Характерна для эпистолярного стиля Симмаха, да, видимо, и вообще для эпистолярного стиля того времени, его переписка, полная взаимных комплиментов, с Авзонием, самым крупным поэтом IV в. и. э. Переписка эта интересна также и том, что она, хотя и очень поверхностно, дает представление о взаимоотношениях двух крупнейших представителей римской литературы IV в. н. э. Например, в одном из своих писем (I, 14) Симмах выражает восхищение поэмой Авзония "Мозеллой" в такой изысканной риторической форме:
"Твоя "Мозелла", которую ты обессмертил божественными стихами, порхает по рукам и покоится в складках тог многих людей... Действительно, прежде, когда я следовал за знаменами бессмертных императоров, я знал эту реку - похожую на многие другие и уступающую очень многим.
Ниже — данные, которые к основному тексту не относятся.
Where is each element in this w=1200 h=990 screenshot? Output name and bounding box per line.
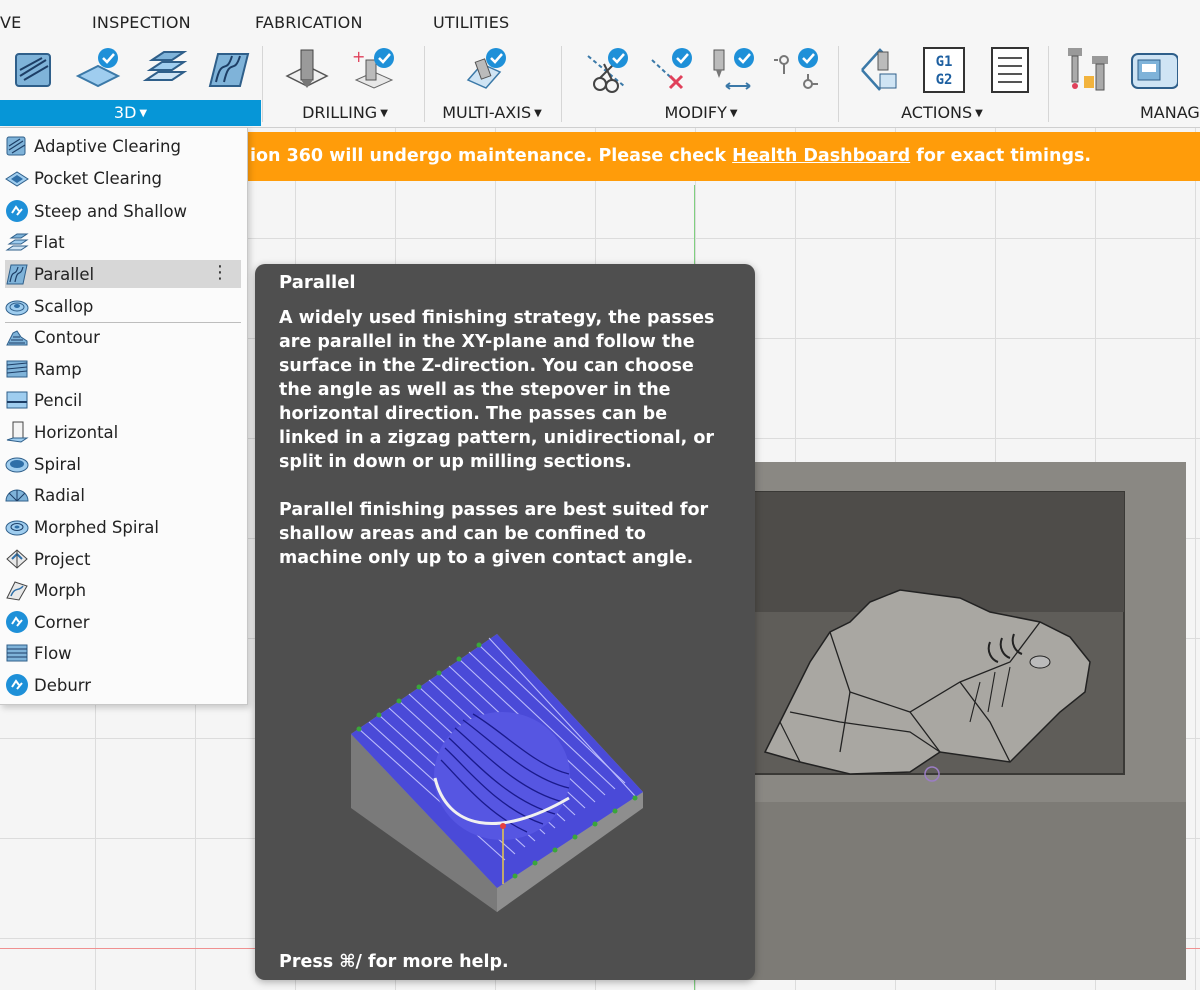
menu-item-flat[interactable]: Flat: [5, 228, 241, 256]
menu-item-radial[interactable]: Radial: [5, 481, 241, 509]
menu-item-project[interactable]: Project: [5, 545, 241, 573]
tooltip-help-hint: Press ⌘/ for more help.: [279, 952, 509, 972]
flow-icon: [5, 641, 29, 665]
group-3d-dropdown[interactable]: 3D ▼: [0, 100, 261, 126]
corner-icon: [5, 610, 29, 634]
menu-item-morph[interactable]: Morph: [5, 576, 241, 604]
flat-tool-icon[interactable]: [140, 46, 188, 94]
caret-down-icon: ▼: [729, 108, 738, 119]
tab-inspection[interactable]: INSPECTION: [92, 13, 191, 32]
group-actions-dropdown[interactable]: ACTIONS ▼: [842, 100, 1042, 126]
menu-item-parallel[interactable]: Parallel ⋮: [5, 260, 241, 288]
toolbar-separator: [561, 46, 562, 122]
tool-library-icon[interactable]: [1066, 46, 1114, 94]
horizontal-icon: [5, 420, 29, 444]
toolbar-separator: [838, 46, 839, 122]
multi-axis-tool-icon[interactable]: [462, 46, 510, 94]
morph-icon: [5, 578, 29, 602]
drill-tool-icon[interactable]: [283, 46, 331, 94]
toolbar: VE INSPECTION FABRICATION UTILITIES + G1…: [0, 0, 1200, 128]
part-model[interactable]: [739, 462, 1200, 982]
strategy-dropdown-menu: Adaptive Clearing Pocket Clearing Steep …: [0, 127, 248, 705]
parallel-tooltip: Parallel A widely used finishing strateg…: [255, 264, 755, 980]
caret-down-icon: ▼: [975, 108, 983, 119]
more-options-icon[interactable]: ⋮: [211, 264, 229, 282]
scallop-icon: [5, 294, 29, 318]
health-dashboard-link[interactable]: Health Dashboard: [732, 146, 910, 166]
maintenance-banner: ion 360 will undergo maintenance. Please…: [248, 132, 1200, 181]
deburr-icon: [5, 673, 29, 697]
svg-text:G2: G2: [936, 72, 953, 88]
caret-down-icon: ▼: [534, 108, 542, 119]
parallel-tool-icon[interactable]: [204, 46, 252, 94]
pocket-clearing-tool-icon[interactable]: [74, 46, 122, 94]
tooltip-usage-note: Parallel finishing passes are best suite…: [279, 500, 709, 568]
menu-item-contour[interactable]: Contour: [5, 323, 241, 351]
contour-icon: [5, 325, 29, 349]
tab-manufacture[interactable]: VE: [0, 13, 21, 32]
caret-down-icon: ▼: [139, 108, 148, 119]
setup-sheet-icon[interactable]: [986, 46, 1034, 94]
parallel-toolpath-illustration-icon: [347, 628, 647, 918]
post-process-icon[interactable]: G1 G2: [920, 46, 968, 94]
tooltip-title: Parallel: [279, 272, 356, 293]
pattern-toolpath-icon[interactable]: [772, 46, 820, 94]
adaptive-clearing-tool-icon[interactable]: [10, 46, 58, 94]
adaptive-clearing-icon: [5, 134, 29, 158]
svg-text:G1: G1: [936, 54, 953, 70]
toolbar-separator: [262, 46, 263, 122]
menu-item-spiral[interactable]: Spiral: [5, 450, 241, 478]
steep-and-shallow-icon: [5, 199, 29, 223]
group-manage-dropdown[interactable]: MANAG: [1110, 100, 1200, 126]
menu-item-ramp[interactable]: Ramp: [5, 355, 241, 383]
simulate-icon[interactable]: [858, 46, 906, 94]
menu-item-corner[interactable]: Corner: [5, 608, 241, 636]
move-toolpath-icon[interactable]: [710, 46, 758, 94]
menu-item-pencil[interactable]: Pencil: [5, 386, 241, 414]
menu-item-deburr[interactable]: Deburr: [5, 671, 241, 699]
ramp-icon: [5, 357, 29, 381]
tab-fabrication[interactable]: FABRICATION: [255, 13, 363, 32]
toolbar-separator: [424, 46, 425, 122]
pocket-clearing-icon: [5, 166, 29, 190]
menu-item-horizontal[interactable]: Horizontal: [5, 418, 241, 446]
delete-toolpath-icon[interactable]: [648, 46, 696, 94]
menu-item-steep-and-shallow[interactable]: Steep and Shallow: [5, 197, 241, 225]
flat-icon: [5, 230, 29, 254]
machine-library-icon[interactable]: [1130, 46, 1178, 94]
toolbar-icons: + G1 G2: [0, 42, 1200, 98]
group-drilling-dropdown[interactable]: DRILLING ▼: [270, 100, 420, 126]
tooltip-description: A widely used finishing strategy, the pa…: [279, 308, 715, 472]
project-icon: [5, 547, 29, 571]
workspace-tabs: VE INSPECTION FABRICATION UTILITIES: [0, 0, 1200, 42]
trim-toolpath-icon[interactable]: [584, 46, 632, 94]
group-modify-dropdown[interactable]: MODIFY ▼: [570, 100, 832, 126]
pencil-icon: [5, 388, 29, 412]
spiral-icon: [5, 452, 29, 476]
svg-text:+: +: [352, 47, 365, 66]
morphed-spiral-icon: [5, 515, 29, 539]
radial-icon: [5, 483, 29, 507]
menu-item-scallop[interactable]: Scallop: [5, 292, 241, 320]
toolbar-separator: [1048, 46, 1049, 122]
menu-item-flow[interactable]: Flow: [5, 639, 241, 667]
menu-item-adaptive-clearing[interactable]: Adaptive Clearing: [5, 132, 241, 160]
menu-item-morphed-spiral[interactable]: Morphed Spiral: [5, 513, 241, 541]
tab-utilities[interactable]: UTILITIES: [433, 13, 509, 32]
parallel-icon: [5, 262, 29, 286]
caret-down-icon: ▼: [380, 108, 388, 119]
group-multi-axis-dropdown[interactable]: MULTI-AXIS ▼: [428, 100, 556, 126]
menu-item-pocket-clearing[interactable]: Pocket Clearing: [5, 164, 241, 192]
hole-recognition-tool-icon[interactable]: +: [350, 46, 398, 94]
Теперь же, неожиданно, благодаря блестящим стихам, она предстала пород нами величественнее египетского Нила, холоднее, чем скифский Танаис и прозрачней нашей отечественной реки. Я ни за что не поверил бы тому, что ты рассказываешь о возникновении и течении Мозеллы, если бы не знал наверняка, что ты никогда не обманываешь, даже в стихах. Где открыл ты эти стаи речных рыб, названия которых также различны, как их окраска и которые отличаются друг от друга и величиной, и вкусом? Что приготовил ты сверх этих даров природы из тонких снадобий своей поэзии? За твоим столом, куда ты меня часто приглашал, я дивился большей частью другой еде, которой угощали тогда в претории и никогда не замечал этого рода рыб. Когда же эти рыбы, которых никогда не было на блюдах, появились в твоей книге? Ты думаешь, что я шутник и занимаюсь болтовней. Пусть боги помогут мне заслужить одобрение повелителей - я ставлю твою поэму наравне с книгами Вергилия".
Отвечая ему, Авзоний также не скупится на похвалы Симмаху (Симмах, "Письма", I, 32); "Разве имеет кто-нибудь столько блеска, чтобы не померкнуть в сравнении с тобой? Кто близок так, как ты, и к простоте Эзопа, и к софизмам Исократа, и к рассудительности Демосфена, или к изобилию Цицерона и особенной славе нашего Марона? Кто сумел достичь одного из этих качеств, которые ты соединил в себе все? В самом деле, что же ты иное, как не совершенное воплощение гения всех прекрасных искусств?"
В этом же письме любопытно замечание Авзония, воспитателя императора Грациана и придворного поэта, о лицемерии императорского двора. Уверяя Симмаха в искренности своих чувств к нему, Авзоний пишет: "Ты испытал искренность моих чувств и моих слов, пока мы оба жили при дворе. Мы были разного возраста: когда ты, новобранец, уже удостоился наград старого солдата, я, ветеран, еще только начинал учение. При дворе я был чистосердечен по отношению к тебе, не думаешь же ты, что я, находясь вне его, сочиняю сказки. При дворе, повторяю, где человек открывает свое лицо и скрывает свои мысли, ты чувствовал, что я был тебе и отцом, и другом, и, может быть, еще более дорогим человеком, если только есть имена дороже этих".
Несмотря на то, что письма Симмаха содержат очень мало сведений о жизни того времени, в которое они были написаны, являясь, однако, сами по себе документами времени, они не могут не представлять для нас интереса.